Cinema: Hopalong Cossack

2 minute read
TIME

Soviet moviemakers know their box office. Copenhagen audiences last week were seeing a Soviet-made horse opera that managed to combine cowboys with horse racing and a hearty helping of World War II anti-German propaganda, all wrapped lumpily into ten reels. The story of Kosakhest (Cossack Horse): A Cossack cowboy enters his horse in a race against a jockey who is after the cowboy’s girl. But war begins and the jockey turns out to be a saboteur who escapes to Nazi lines after wounding the cowboy. The clever horse, who apparently can do everything but dance the Kazachek, saves the cowboy’s life, then helps him blow up a train full of German officers and the jockey as well. In the nick of time, the cowboy uncouples the baggage car in which his girl is held prisoner.

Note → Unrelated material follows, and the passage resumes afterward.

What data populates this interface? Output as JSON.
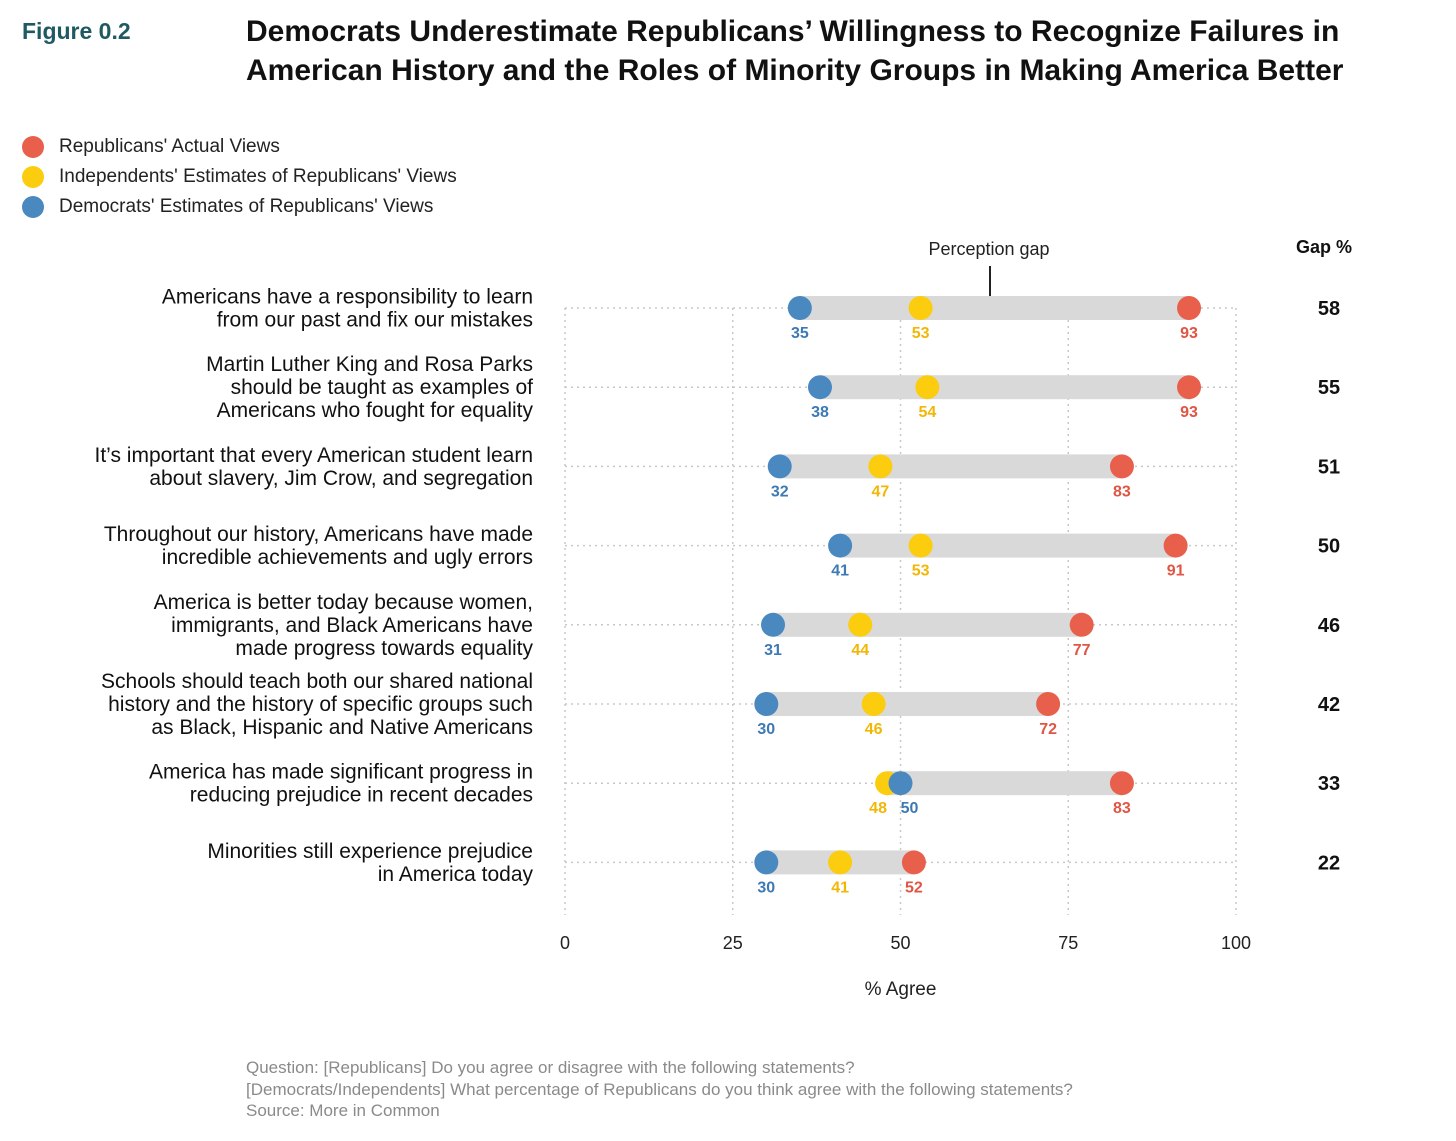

Last reel: cowboy rides horse in big race, sets new record, wins trophy at fadeout in front of huge, beaming portrait of J. Stalin.

. . .

In Moscow itself, the most popular foreign films, reported the New York Times, are Tarzan and Tarzan in the West, both of which are carefully presented to audiences with a Soviet explanation: Tarzan was cast ashore in Africa as an infant and raised by apes “without the slightest contact with pernicious bourgeois American or English influences.”